If it had been anyone other than the Bishop, I wouldn't have put too much stock in it.

Anonymous said...

I agree that faithful members should be allowed to disagree with each other over political issues. Unfortunately, this is not the reality. Political issues are tied up in social and religious issues, and most people don't understand how to separate them effectively, so they just follow conventional Mormon behavior.

As to your point about going to church, maybe you're going for entertainment and for new material for your blog. I usually go because my family makes me go, so I'm not casting judgment here on your motives.

However, I bet that some people sitting next to you in church are not there because they are true believers, but because they can't get out of it going without causing a lot of trouble in their lives. So, I bet some of the people listening to that bishop's talk were rolling their eyes along with you (at least inwardly).

NFlanders said...

I hope I am not just going for blog-able material.
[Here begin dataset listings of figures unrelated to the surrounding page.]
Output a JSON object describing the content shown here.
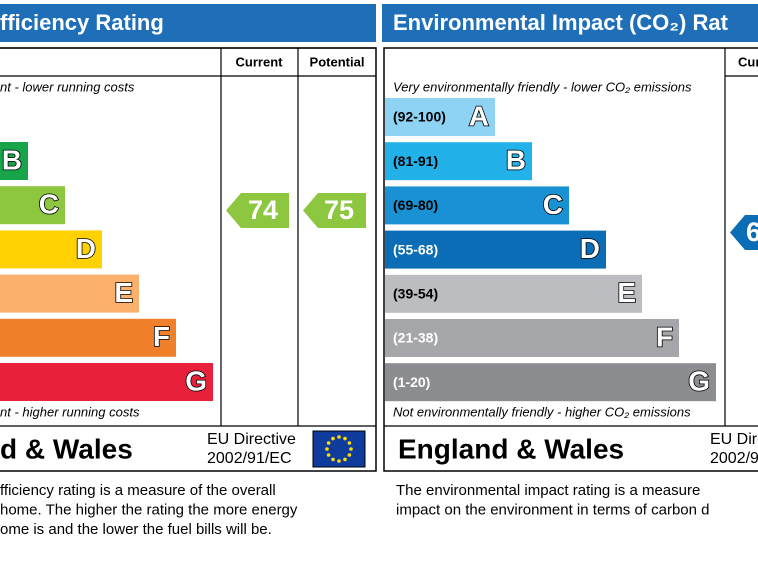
{
  "left": {
    "title": "fficiency Rating",
    "col_current": "Current",
    "col_potential": "Potential",
    "top_note": "nt - lower running costs",
    "bottom_note": "nt - higher running costs",
    "bands": [
      {
        "letter": "B"
      },
      {
        "letter": "C"
      },
      {
        "letter": "D"
      },
      {
        "letter": "E"
      },
      {
        "letter": "F"
      },
      {
        "letter": "G"
      }
    ],
    "current": "74",
    "potential": "75",
    "region": "d & Wales",
    "directive": [
      "EU Directive",
      "2002/91/EC"
    ],
    "description": [
      "fficiency rating is a measure of the overall",
      " home.  The higher the rating the more energy",
      "ome is and the lower the fuel bills will be."
    ]
  },
  "right": {
    "title": "Environmental Impact (CO₂) Rat",
    "col_current": "Cur",
    "top_note": "Very environmentally friendly - lower CO₂ emissions",
    "bottom_note": "Not environmentally friendly - higher CO₂ emissions",
    "bands": [
      {
        "range": "(92-100)",
        "letter": "A"
      },
      {
        "range": "(81-91)",
        "letter": "B"
      },
      {
        "range": "(69-80)",
        "letter": "C"
      },
      {
        "range": "(55-68)",
        "letter": "D"
      },
      {
        "range": "(39-54)",
        "letter": "E"
      },
      {
        "range": "(21-38)",
        "letter": "F"
      },
      {
        "range": "(1-20)",
        "letter": "G"
      }
    ],
    "current": "6",
    "region": "England & Wales",
    "directive": [
      "EU Dire",
      "2002/9"
    ],
    "description": [
      "The environmental impact rating is a measure",
      "impact on the environment in terms of carbon d"
    ]
  }
}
That would be kind of sad.
But it is true I have only gone since I started this blog, so maybe it's true.
But I doubt it.

Anonymous said...

Hey - don't be sad about it if it's true. It's good to have different perspectives. I don't think you're mean spirited about it - you don't seem to have any particular agenda.

Not sure if this applies to you, but the church drives out a lot of the more reasonable, compassionate people, so the majority of the people in the church are right wing traditionalists. I wish more people would stay in the church like you, because then maybe we could take it over from the current crazies who are running it (with all due respect).

m said...

what bothered me the most were the few few times when people would include overtly political remarks when offering the opening/closing prayers in sacrament meeting. i still remember a lady saying when i was a kid "thank you for allowing ronald reagan to be re-elected." and a guy in my current ward prayed for god's blessing in helping get president bush re-elected.

NFlanders said...

Wow, m. Very inappropriate. It reminds me of a mission companion who in our district prayer asked God to help me be more obedient.
Good times.

Anonymous said...

What? Only an hour! Try SS/EQ, one can usually kickstart a good discussion - say something a bit liberal and watch the sparks fly...

Rusty said...

It's true that there are many things said that are inappropriate. But isn't that true no matter where you go, no matter what group you belong to? Yeah there are a lot of crazies in our Church, but to suggest that the Church drives out a lot of the normal, rational, reasonable people (and imply that the right-wing crazies all stay active) seems a bit loony. All sorts of people leave the Church. Just like all sorts of people join it. Yes, there are way too many right-wingers, but isn't that part of the challenge? Christ taught the wicked, not the righteous.

NFlanders said...

Good point, Rusty, but I think you have to admit life is probably harder for Saints of the liberal persuasion.
I didn't know there were Mormon liberals before I found By Common Consent.
The ironic thing is that, politically, I'm not all that liberal. But when it comes to Mormon issues I am probably on the far left of the scale.

Anonymous said...

Did the Bishop mention anything about the Pope's position on the death penalty? How about the war in Iraq and the "war on terror" in general? My guess is that he didn't.

Mike said...

I was going to ask the same thing as the last anonymous poster. I disagree with the Pope's stand on birth control, however I do respect the work he did.
He was consistent in his pro-life stance being anti-death penalty and fairly anti-war.

He was also somewhat left of center economically.

It does bother me when people are quick to embrace the possible political allies while ignoring everything else about them. Living in the (kind of) south I see this with Mormons lining up politically with the same ultra-conservative Christians who are writing anti-mormon material.

Eric said...

And I was just going to say what Anonymous and Mike said.

I don't think that, officially at least, the Catholic church has been particularly politically conservative. It's just that the abortion issue seems to trump everything else.